The SurgRx EnSeal system includes bipolar electrosurgical instruments and an accessory adapter for use with standard electrosurgical generators. It is intended for use during open or laparoscopic, general and gynecologic surgery to cut and seal vessels, cut, grasp and dissect tissue during surgery.

Indications for use include open and laparoscopic general and gynecological surgical procedures (including urologic, thoracic, plastic and reconstructive, bowel resections, hysterectomies, cholecystectomies, gall bladder procedures, Nissen fundoplication, adhesiolysis, oophorectomies, etc.), or any procedure where vessel ligation (cutting and sealing), tissue grasping and dissection is performed. The devices can be used on vessels up to (and including) 7 mm and bundles as large as will fit in the jaws of the instruments.

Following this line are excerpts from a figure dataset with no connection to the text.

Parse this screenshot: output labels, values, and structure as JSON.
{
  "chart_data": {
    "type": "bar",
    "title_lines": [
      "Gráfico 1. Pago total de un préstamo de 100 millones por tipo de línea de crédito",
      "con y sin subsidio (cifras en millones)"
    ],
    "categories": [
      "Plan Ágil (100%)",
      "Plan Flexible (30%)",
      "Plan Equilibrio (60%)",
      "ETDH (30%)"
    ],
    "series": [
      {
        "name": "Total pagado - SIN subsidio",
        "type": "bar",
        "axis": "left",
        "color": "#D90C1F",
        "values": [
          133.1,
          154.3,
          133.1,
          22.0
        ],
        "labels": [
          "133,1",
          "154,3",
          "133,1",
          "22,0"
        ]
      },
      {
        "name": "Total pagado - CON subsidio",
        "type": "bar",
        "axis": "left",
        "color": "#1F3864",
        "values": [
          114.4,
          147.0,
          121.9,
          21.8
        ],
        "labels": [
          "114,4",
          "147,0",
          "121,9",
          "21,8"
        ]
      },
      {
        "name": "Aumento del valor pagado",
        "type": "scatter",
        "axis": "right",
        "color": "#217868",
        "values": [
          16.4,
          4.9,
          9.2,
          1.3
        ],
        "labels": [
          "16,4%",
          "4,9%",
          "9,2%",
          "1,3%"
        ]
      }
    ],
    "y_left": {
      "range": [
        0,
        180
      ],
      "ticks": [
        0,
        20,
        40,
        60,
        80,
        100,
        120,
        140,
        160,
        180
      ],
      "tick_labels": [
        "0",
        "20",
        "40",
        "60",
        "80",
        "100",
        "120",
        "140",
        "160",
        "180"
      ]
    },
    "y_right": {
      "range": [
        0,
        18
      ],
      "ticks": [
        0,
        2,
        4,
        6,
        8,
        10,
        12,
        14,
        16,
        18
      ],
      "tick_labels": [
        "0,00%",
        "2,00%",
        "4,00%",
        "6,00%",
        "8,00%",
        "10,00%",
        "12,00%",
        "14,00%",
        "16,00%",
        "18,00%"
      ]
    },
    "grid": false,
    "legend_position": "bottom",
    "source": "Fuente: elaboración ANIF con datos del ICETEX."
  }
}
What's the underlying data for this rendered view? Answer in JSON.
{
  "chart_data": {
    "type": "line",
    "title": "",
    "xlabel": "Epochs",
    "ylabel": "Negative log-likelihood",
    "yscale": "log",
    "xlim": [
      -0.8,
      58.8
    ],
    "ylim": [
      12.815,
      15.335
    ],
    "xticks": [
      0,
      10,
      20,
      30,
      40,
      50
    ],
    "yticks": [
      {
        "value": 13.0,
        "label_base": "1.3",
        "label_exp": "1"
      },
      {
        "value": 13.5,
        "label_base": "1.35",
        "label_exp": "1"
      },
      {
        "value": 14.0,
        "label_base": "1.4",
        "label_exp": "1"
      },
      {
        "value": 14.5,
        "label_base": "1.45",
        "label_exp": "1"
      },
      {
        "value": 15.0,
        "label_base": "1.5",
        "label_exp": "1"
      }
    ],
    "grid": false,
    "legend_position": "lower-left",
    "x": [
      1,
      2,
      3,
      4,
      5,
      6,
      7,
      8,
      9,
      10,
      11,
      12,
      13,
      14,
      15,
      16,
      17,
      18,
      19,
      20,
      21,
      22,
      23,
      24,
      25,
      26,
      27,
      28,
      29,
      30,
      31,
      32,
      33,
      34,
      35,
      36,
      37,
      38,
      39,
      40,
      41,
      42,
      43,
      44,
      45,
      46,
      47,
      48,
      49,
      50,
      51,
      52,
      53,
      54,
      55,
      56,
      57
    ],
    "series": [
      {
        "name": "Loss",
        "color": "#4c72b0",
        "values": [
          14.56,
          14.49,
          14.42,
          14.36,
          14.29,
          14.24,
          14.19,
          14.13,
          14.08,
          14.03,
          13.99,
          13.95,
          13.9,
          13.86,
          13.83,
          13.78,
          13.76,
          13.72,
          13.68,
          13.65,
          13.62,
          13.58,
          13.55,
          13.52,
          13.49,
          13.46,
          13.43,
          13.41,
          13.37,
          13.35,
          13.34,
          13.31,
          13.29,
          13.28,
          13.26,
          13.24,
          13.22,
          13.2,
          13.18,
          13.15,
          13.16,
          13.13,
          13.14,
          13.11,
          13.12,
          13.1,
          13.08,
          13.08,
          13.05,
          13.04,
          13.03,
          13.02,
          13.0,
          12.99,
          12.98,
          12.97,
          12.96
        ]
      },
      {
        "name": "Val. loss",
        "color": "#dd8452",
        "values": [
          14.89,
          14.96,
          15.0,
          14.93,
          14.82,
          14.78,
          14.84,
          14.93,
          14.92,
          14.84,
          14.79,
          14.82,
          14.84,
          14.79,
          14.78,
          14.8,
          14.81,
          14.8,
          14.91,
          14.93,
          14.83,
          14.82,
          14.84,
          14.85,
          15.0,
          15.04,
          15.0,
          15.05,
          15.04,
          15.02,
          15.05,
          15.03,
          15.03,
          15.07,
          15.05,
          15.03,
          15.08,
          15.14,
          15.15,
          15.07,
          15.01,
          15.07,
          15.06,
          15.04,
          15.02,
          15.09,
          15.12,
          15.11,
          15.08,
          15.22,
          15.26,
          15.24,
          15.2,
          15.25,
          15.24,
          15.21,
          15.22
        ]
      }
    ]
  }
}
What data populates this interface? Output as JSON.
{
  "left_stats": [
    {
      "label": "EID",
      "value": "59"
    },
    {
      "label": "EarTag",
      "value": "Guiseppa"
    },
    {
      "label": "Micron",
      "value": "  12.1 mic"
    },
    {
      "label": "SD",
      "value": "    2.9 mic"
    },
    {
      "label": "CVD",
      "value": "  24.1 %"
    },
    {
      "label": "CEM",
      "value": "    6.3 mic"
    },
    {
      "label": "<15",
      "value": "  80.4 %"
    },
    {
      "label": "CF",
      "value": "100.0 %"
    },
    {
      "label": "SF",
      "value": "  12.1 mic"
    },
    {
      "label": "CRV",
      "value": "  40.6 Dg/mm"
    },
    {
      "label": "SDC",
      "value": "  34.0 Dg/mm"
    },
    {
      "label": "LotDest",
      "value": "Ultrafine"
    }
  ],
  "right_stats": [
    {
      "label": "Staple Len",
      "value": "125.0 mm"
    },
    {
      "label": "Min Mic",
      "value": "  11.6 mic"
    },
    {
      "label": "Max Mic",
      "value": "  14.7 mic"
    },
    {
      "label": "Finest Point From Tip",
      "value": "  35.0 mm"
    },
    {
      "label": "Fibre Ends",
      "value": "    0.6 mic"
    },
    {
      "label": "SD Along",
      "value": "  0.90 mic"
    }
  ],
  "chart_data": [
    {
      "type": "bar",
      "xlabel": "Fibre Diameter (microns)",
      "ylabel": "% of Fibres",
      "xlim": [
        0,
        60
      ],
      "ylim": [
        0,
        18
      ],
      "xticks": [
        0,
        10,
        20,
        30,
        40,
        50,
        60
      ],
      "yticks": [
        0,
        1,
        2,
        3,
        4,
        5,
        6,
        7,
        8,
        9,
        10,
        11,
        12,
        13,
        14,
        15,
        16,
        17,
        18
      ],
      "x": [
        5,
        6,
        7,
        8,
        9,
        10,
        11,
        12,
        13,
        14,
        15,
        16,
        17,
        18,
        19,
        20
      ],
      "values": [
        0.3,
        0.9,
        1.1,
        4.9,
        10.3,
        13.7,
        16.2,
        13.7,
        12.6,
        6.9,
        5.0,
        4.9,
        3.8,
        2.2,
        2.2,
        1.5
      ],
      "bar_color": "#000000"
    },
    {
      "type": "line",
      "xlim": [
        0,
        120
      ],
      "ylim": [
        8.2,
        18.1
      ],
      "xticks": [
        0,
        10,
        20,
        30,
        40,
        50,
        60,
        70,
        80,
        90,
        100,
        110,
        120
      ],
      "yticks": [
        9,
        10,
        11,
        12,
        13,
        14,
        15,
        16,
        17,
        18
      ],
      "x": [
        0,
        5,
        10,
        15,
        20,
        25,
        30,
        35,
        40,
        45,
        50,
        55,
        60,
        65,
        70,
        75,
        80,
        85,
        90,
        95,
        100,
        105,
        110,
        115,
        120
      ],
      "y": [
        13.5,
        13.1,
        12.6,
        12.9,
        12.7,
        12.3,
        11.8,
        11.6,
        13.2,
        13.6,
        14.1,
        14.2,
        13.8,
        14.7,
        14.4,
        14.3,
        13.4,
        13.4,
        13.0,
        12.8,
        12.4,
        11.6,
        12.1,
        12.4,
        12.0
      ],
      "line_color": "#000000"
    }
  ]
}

The SurgRx EnSeal Vessel Sealing & Hemostasis System has not been shown to be effective for tubal sterilization or tubal coagulation for sterilization procedures. Do not use this system for these procedures.

The RF-60 generator/controller which is used in conjunction with the EnSeal System. The functionality and remaining components of the System are the same.

The provided 510(k) summary for the SurgRx EnSeal Vessel Sealing & Hemostasis System (K043008) does not include detailed acceptance criteria or a specific study designed to prove the device meets such criteria.

Instead, the submission relies on the concept of substantial equivalence to a predicate device (EnSeal™ Vessel Sealing and Hemostasis System # K031133). The performance data section broadly states:

"Preclinical laboratory (bench & live animal studies) and performance tests were executed to ensure the devices function as intended and meet design specifications."

This phrasing indicates that internal testing was conducted, but it doesn't provide the level of detail requested in the prompt regarding specific acceptance criteria and the study design to evaluate them.

Therefore, I cannot provide the requested information in the table or answer most of the follow-up questions because the necessary details are not present in the provided document.

However, I can extract what is explicitly stated:

Information Not Available in the Provided Document:

• A table of acceptance criteria and the reported device performance: Not provided. The submission focuses on substantial equivalence rather than explicit performance benchmarks for this specific device.
• Sample size used for the test set and the data provenance: Not provided.
• Number of experts used to establish the ground truth for the test set and the qualifications of those experts: Not provided.
• Adjudication method: Not provided.
• If a multi-reader multi-case (MRMC) comparative effectiveness study was done: Not indicated.
• If a standalone (i.e., algorithm only without human-in-the-loop performance) was done: Not applicable as this is a physical medical device, not an AI algorithm.
• The type of ground truth used: Not explicitly stated for bench or animal studies beyond "function as intended and meet design specifications."
• The sample size for the training set: Not applicable/not provided. This is a medical device, not a machine learning model with a training set.
• How the ground truth for the training set was established: Not applicable/not provided.

Information that can be inferred or is broadly stated:

• Study Type: Preclinical laboratory (bench & live animal studies) and performance tests. These are internal validation studies, not typically large-scale clinical trials with human subjects for product clearance in this context.
• Purpose of Studies: "to ensure the devices function as intended and meet design specifications." This broadly implies that the "acceptance criteria" were the device's design specifications for functionality and safety.
• Conclusion: "The EnSeal System is equivalent to the predicate devices based on results of design validation." and "We believe that the RF-60 generator/controller used in conjunction with the EnSeal devices is safe and effective and substantially equivalent to the predicate devices."

In summary, the 510(k) submission describes a reliance on the existing predicate device's safety and effectiveness, supported by internal "preclinical laboratory (bench & live animal studies) and performance tests" to demonstrate that the functionality and design specifications of the new component (RF-60 generator/controller) are met and maintain substantial equivalence. Specific, quantifiable acceptance criteria and detailed study designs for those criteria are not part of this public summary.